6.1.1 Werkwijze van de crisisorganisatie

Om de hoofdvraag te kunnen beantwoorden dient ten eerste onderzocht te worden hoe de huidige crisisorganisatie van het Waterschap Rivierenland is vormgegeven. In het beleidskader is ingegaan op de structuur van de huidige crisisorganisatie. De opschaling van de crisisorganisatie van het Waterschap Rivierenland verloopt aan de hand van vier criteria voor coördinatiebehoefte: het dreigingsniveau, de bestuurlijke betrokkenheid, de financiële gevolgen van de crisis en de media- aandacht die wordt besteed aan het waterschap.

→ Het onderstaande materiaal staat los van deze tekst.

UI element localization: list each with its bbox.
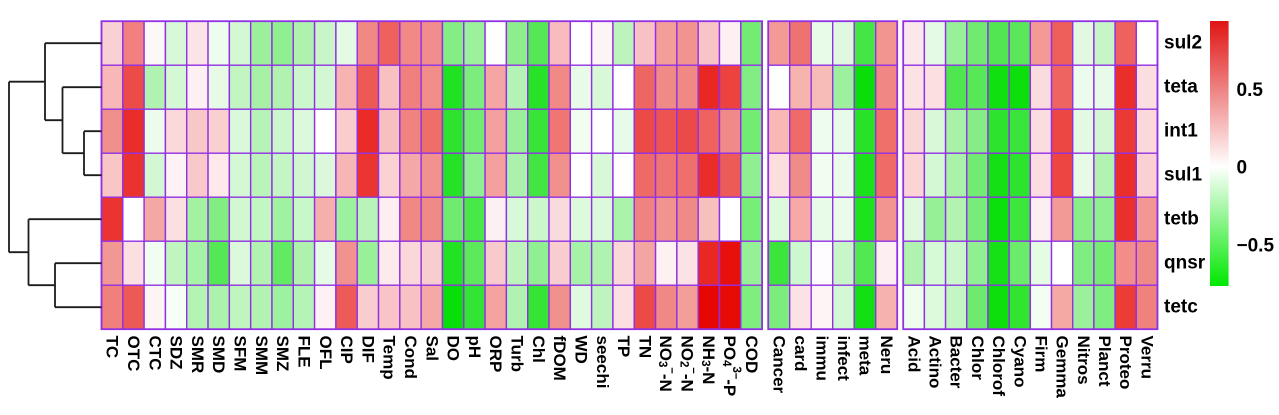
svg-text:TC: TC <box>103 336 122 359</box>
svg-text:Bacter: Bacter <box>947 336 966 389</box>
svg-text:SDZ: SDZ <box>167 336 186 370</box>
svg-text:tetb: tetb <box>1164 209 1199 230</box>
svg-text:SMD: SMD <box>209 336 228 374</box>
svg-text:SMM: SMM <box>252 336 271 376</box>
svg-text:OFL: OFL <box>316 336 335 370</box>
svg-text:sul2: sul2 <box>1164 33 1202 54</box>
svg-text:Cancer: Cancer <box>769 336 788 394</box>
svg-text:Cond: Cond <box>401 336 420 379</box>
svg-text:Cyano: Cyano <box>1010 336 1029 388</box>
svg-text:seechi: seechi <box>593 336 612 389</box>
svg-text:teta: teta <box>1164 77 1198 98</box>
svg-text:Turb: Turb <box>508 336 527 373</box>
svg-text:pH: pH <box>465 336 484 359</box>
svg-text:PO43–-P: PO43–-P <box>720 336 742 397</box>
svg-text:NO2–-N: NO2–-N <box>678 336 700 392</box>
svg-text:SMR: SMR <box>188 336 207 374</box>
svg-text:ORP: ORP <box>486 336 505 373</box>
svg-text:int1: int1 <box>1164 121 1198 142</box>
svg-text:infect: infect <box>834 336 853 382</box>
svg-text:Chl: Chl <box>529 336 548 363</box>
svg-text:Sal: Sal <box>422 336 441 362</box>
svg-text:immu: immu <box>812 336 831 381</box>
svg-text:qnsr: qnsr <box>1164 253 1206 274</box>
svg-text:Actino: Actino <box>925 336 944 389</box>
svg-text:WD: WD <box>571 336 590 364</box>
svg-text:0: 0 <box>1237 158 1248 179</box>
svg-text:−0.5: −0.5 <box>1237 236 1275 257</box>
svg-text:TP: TP <box>614 336 633 358</box>
svg-text:COD: COD <box>742 336 761 374</box>
svg-text:FLE: FLE <box>294 336 313 368</box>
svg-text:0.5: 0.5 <box>1237 80 1264 101</box>
svg-text:Proteo: Proteo <box>1116 336 1135 390</box>
svg-text:Acid: Acid <box>904 336 923 373</box>
svg-text:Planct: Planct <box>1095 336 1114 387</box>
svg-text:Neru: Neru <box>877 336 896 375</box>
svg-text:Chlor: Chlor <box>968 336 987 381</box>
svg-text:DIF: DIF <box>358 336 377 363</box>
svg-text:NH3-N: NH3-N <box>699 336 719 385</box>
svg-text:CTC: CTC <box>145 336 164 371</box>
svg-text:tetc: tetc <box>1164 297 1198 318</box>
svg-text:TN: TN <box>635 336 654 359</box>
svg-text:Verru: Verru <box>1137 336 1156 379</box>
svg-text:fDOM: fDOM <box>550 336 569 381</box>
svg-text:Nitros: Nitros <box>1074 336 1093 385</box>
svg-text:SFM: SFM <box>231 336 250 372</box>
svg-text:card: card <box>791 336 810 372</box>
svg-text:CIP: CIP <box>337 336 356 364</box>
svg-text:Temp: Temp <box>380 336 399 380</box>
svg-text:meta: meta <box>855 336 874 376</box>
svg-text:NO3–-N: NO3–-N <box>656 336 678 392</box>
svg-text:Gemma: Gemma <box>1053 336 1072 399</box>
svg-text:SMZ: SMZ <box>273 336 292 372</box>
svg-text:sul1: sul1 <box>1164 165 1202 186</box>
svg-text:DO: DO <box>444 336 463 362</box>
svg-text:Chlorof: Chlorof <box>989 336 1008 397</box>
svg-text:Firm: Firm <box>1031 336 1050 373</box>
svg-text:OTC: OTC <box>124 336 143 372</box>
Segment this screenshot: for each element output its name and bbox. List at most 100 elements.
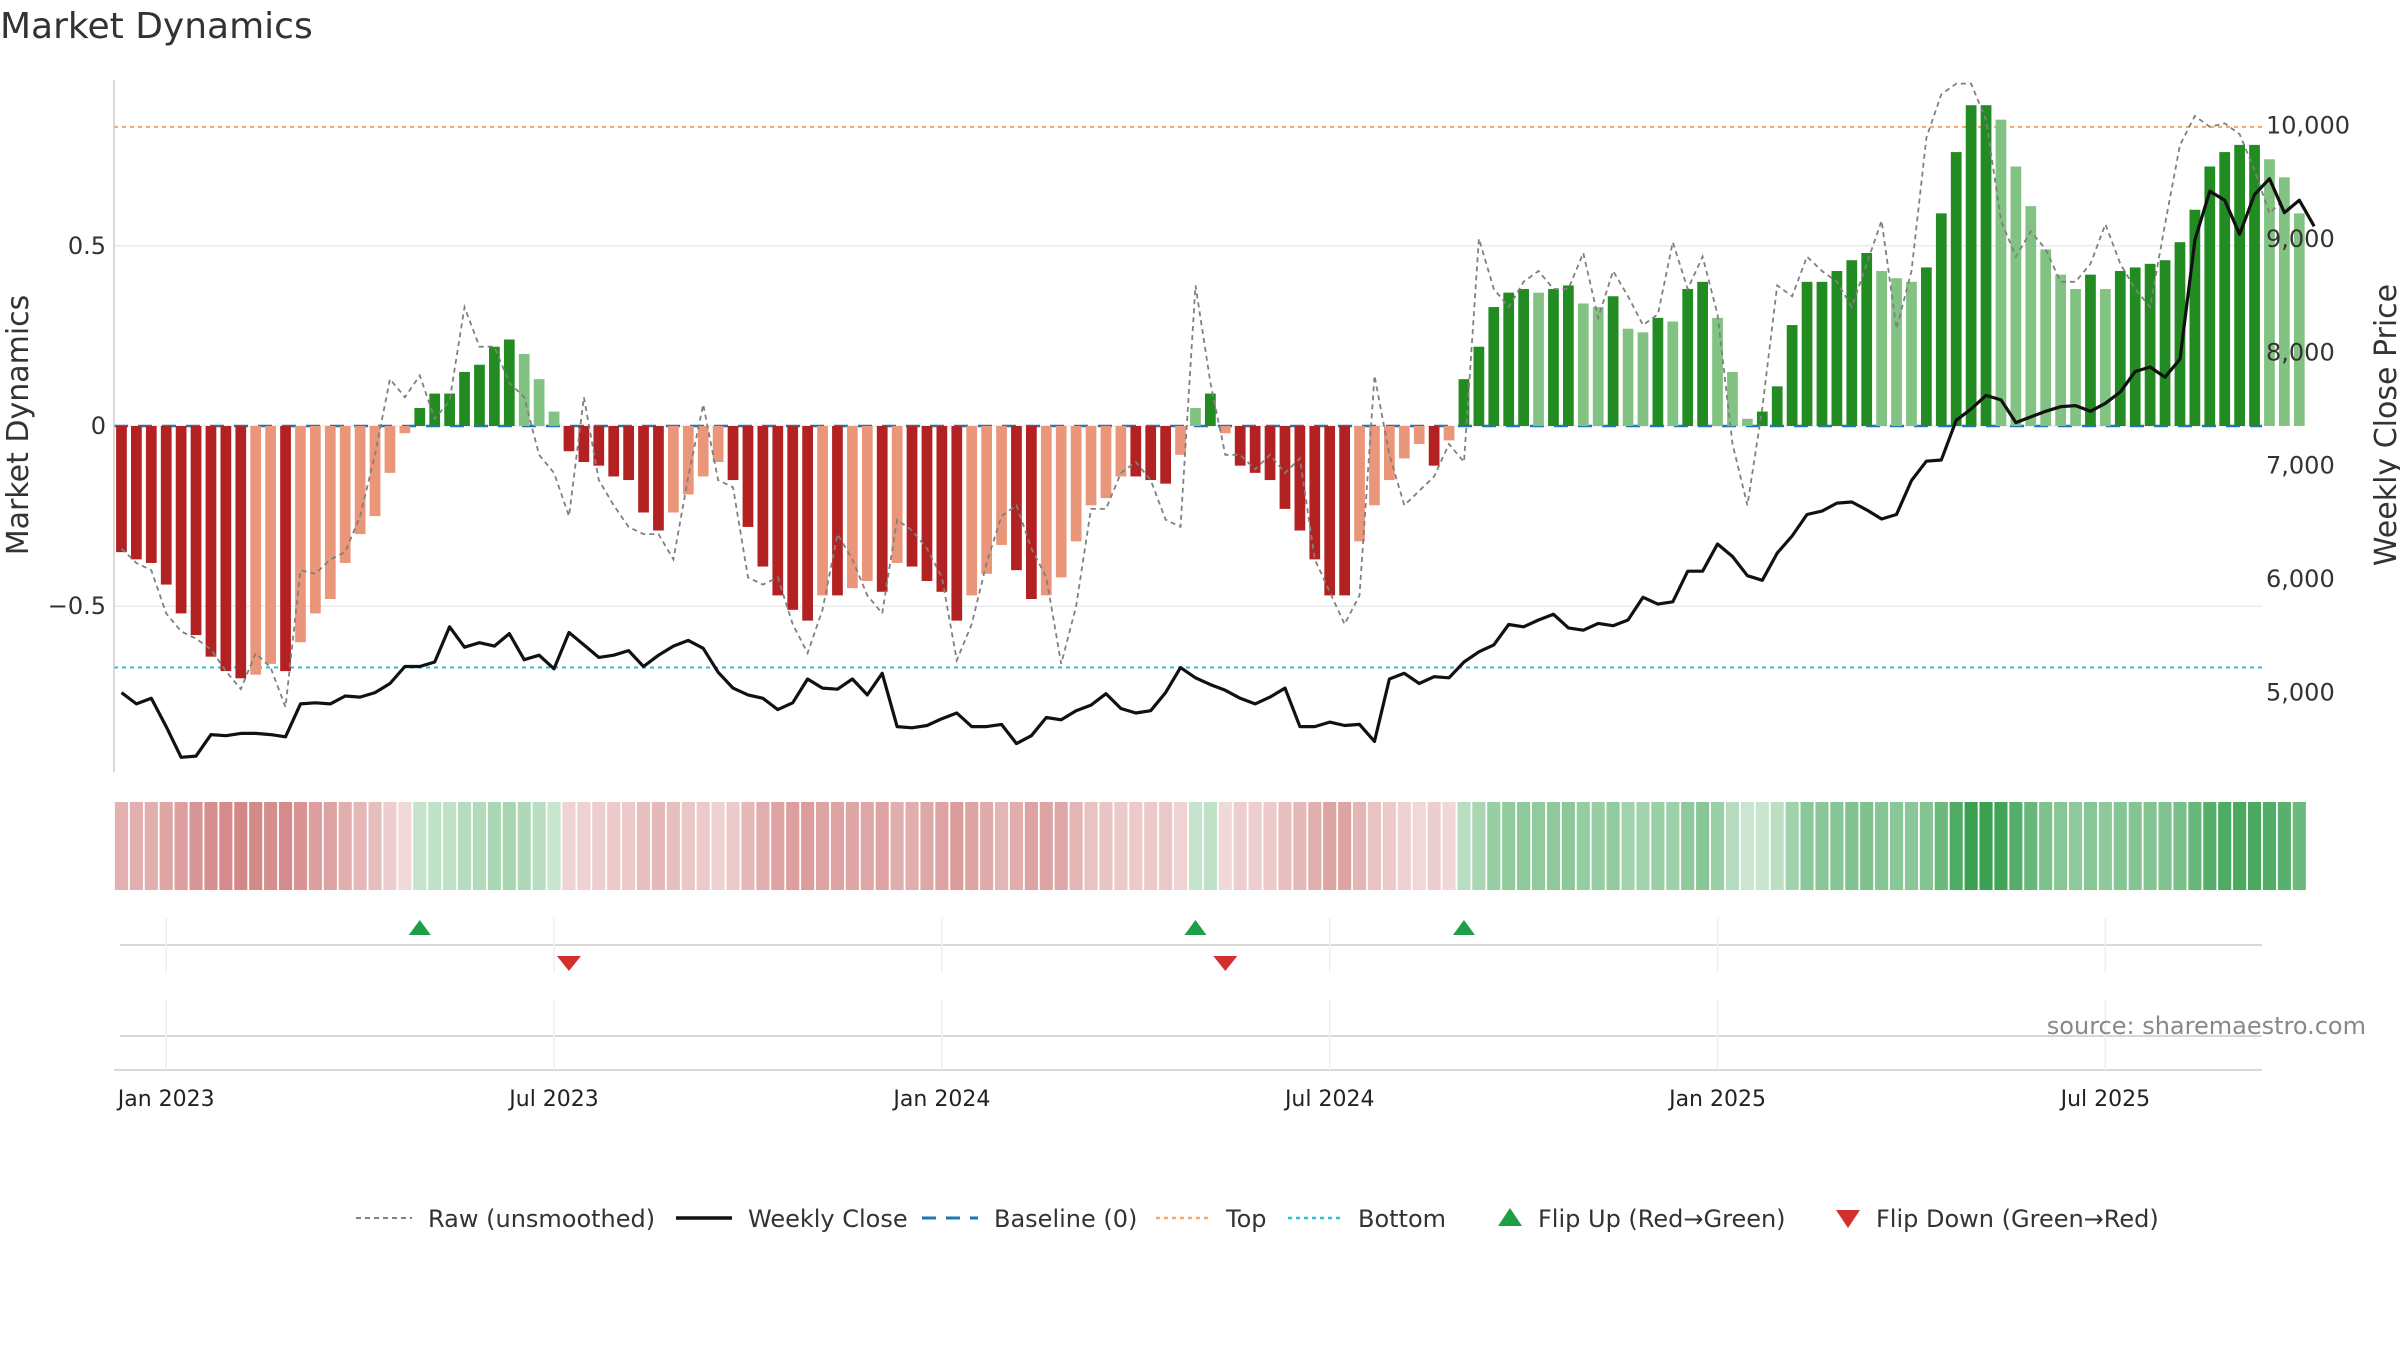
bar [1294,426,1306,531]
heat-cell [1994,802,2008,890]
x-tick-label: Jul 2024 [1283,1087,1375,1112]
heat-cell [2292,802,2306,890]
bar [429,393,441,426]
bar [2025,206,2037,426]
heat-cell [1710,802,1725,890]
bar [339,426,351,563]
bar [861,426,873,581]
heat-cell [994,802,1009,890]
bar [1906,281,1917,426]
bar [518,353,530,426]
heat-cell [2039,802,2053,890]
heat-cell [1964,802,1978,890]
bar [996,426,1007,545]
bar [1234,426,1246,466]
heat-cell [1129,802,1143,890]
bar [444,393,455,426]
bar [1980,105,1992,427]
heat-cell [1352,802,1367,890]
flip-up-marker [1184,920,1207,935]
bar [1995,119,2007,426]
bar [921,426,933,581]
heat-cell [1636,802,1650,890]
raw-line [120,82,2286,708]
bar [1742,418,1753,426]
bar [1756,411,1768,426]
heat-cell [1919,802,1933,890]
heat-cell [1576,802,1590,890]
bar [1682,289,1694,426]
heat-cell [308,802,322,890]
heat-cell [1561,802,1575,890]
heat-cell [860,802,874,890]
heat-cell [636,802,651,890]
bar [1145,426,1157,481]
flip-down-marker [1213,956,1238,971]
heat-cell [1517,802,1531,890]
x-axis: Jan 2023 Jul 2023 Jan 2024 Jul 2024 Jan 2025… [114,918,2262,1112]
bar [1160,426,1171,484]
bar [2204,166,2216,426]
bar [1458,379,1470,426]
heat-cell [1159,802,1173,890]
bar [2159,260,2171,426]
heat-cell [666,802,680,890]
heat-cell [293,802,308,890]
heat-cell [1487,802,1501,890]
heat-cell [278,802,293,890]
bar [876,426,888,592]
heat-cell [2068,802,2083,890]
bar [2010,166,2022,426]
heat-cell [1949,802,1963,890]
heat-strip [114,802,2306,890]
heat-cell [1263,802,1277,890]
bar [966,426,978,596]
y-left-tick-label: 0 [91,412,106,440]
bar [474,364,485,426]
heat-cell [2024,802,2038,890]
heat-cell [114,802,129,890]
bar [1652,317,1664,426]
bar [1339,426,1350,596]
heat-cell [2277,802,2291,890]
bar [936,426,948,592]
bar [1846,260,1858,426]
bar [2219,152,2231,427]
bar [1354,426,1365,542]
heat-cell [756,802,770,890]
x-tick-label: Jan 2023 [116,1087,215,1112]
bar [1697,281,1708,426]
y-left-tick-label: 0.5 [68,232,106,260]
bar [757,426,769,567]
bar [578,426,590,463]
heat-cell [577,802,591,890]
bar [1921,267,1932,426]
heat-cell [1173,802,1188,890]
bar [653,426,664,531]
heat-cell [1114,802,1128,890]
y-right-tick-label: 5,000 [2266,679,2335,707]
heat-cell [786,802,800,890]
bar [697,426,709,477]
heat-cell [2113,802,2127,890]
y-right-tick-label: 8,000 [2266,338,2335,366]
bar [1876,271,1887,426]
heat-cell [1024,802,1038,890]
bar [1369,426,1380,506]
heat-cell [741,802,755,890]
raw-series [120,82,2286,708]
bar [2174,242,2186,426]
heat-cell [1218,802,1232,890]
heat-cell [726,802,740,890]
heat-cell [2009,802,2023,890]
heat-cell [1815,802,1829,890]
heat-cell [338,802,352,890]
bar [2279,177,2290,426]
bar [1548,289,1559,426]
heat-cell [1009,802,1024,890]
bar [369,426,381,517]
bar [772,426,784,596]
bar [1592,307,1604,426]
heat-cell [2098,802,2112,890]
bar [2249,144,2260,426]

Afhankelijk van de opschaling worden verschillende teams actief op het uitvoerende-, operationele- of tactische niveau. In fase 1 wordt het Actie Centrum Water (ACW) actief op het uitvoerende niveau. Het ACW blijft gedurende de hele crisis actief, want zij vervult een ondersteunende rol voor de andere teams die bij opschaling naar fase 2 of hoger actief worden. In fase 2 wordt het Waterschap Operationeel Team (WOT) actief. Vanaf fase 3 vervullen de functionarissen uit het Waterschap Beleidsteam (WBT) een actieve rol om tactische besluiten te nemen. Afhankelijk van de aard en grootte van de calamiteit kunnen ondersteunende organisatie- eenheden een rol bekleden. De medewerkers in het waterschap zijn verplicht een rol te vervullen in

84 de crisisorganisatie. Tijdens een sollicitatie bij het waterschap wordt aangegeven dat de organisatie een crisisorganisatie heeft en dat interesse in een rol in de crisisorganisatie gedurende de loopbaan kenbaar kan worden gemaakt bij de Adviseurs Crisisbeheersing. Andersom kan het voorkomen dat de Adviseurs Crisisbeheersing op zoek zijn naar een persoon met de juiste competenties voor een bepaalde rol in de crisisorganisatie. Via de teamleiders of afdelingshoofden wordt gezocht naar een goede match tussen een medewerker en de rol. Het beleidskader geeft hiermee antwoord op de eerste deelvraag van het onderzoek: Hoe is de huidige crisisorganisatie binnen het Waterschap Rivierenland vormgegeven?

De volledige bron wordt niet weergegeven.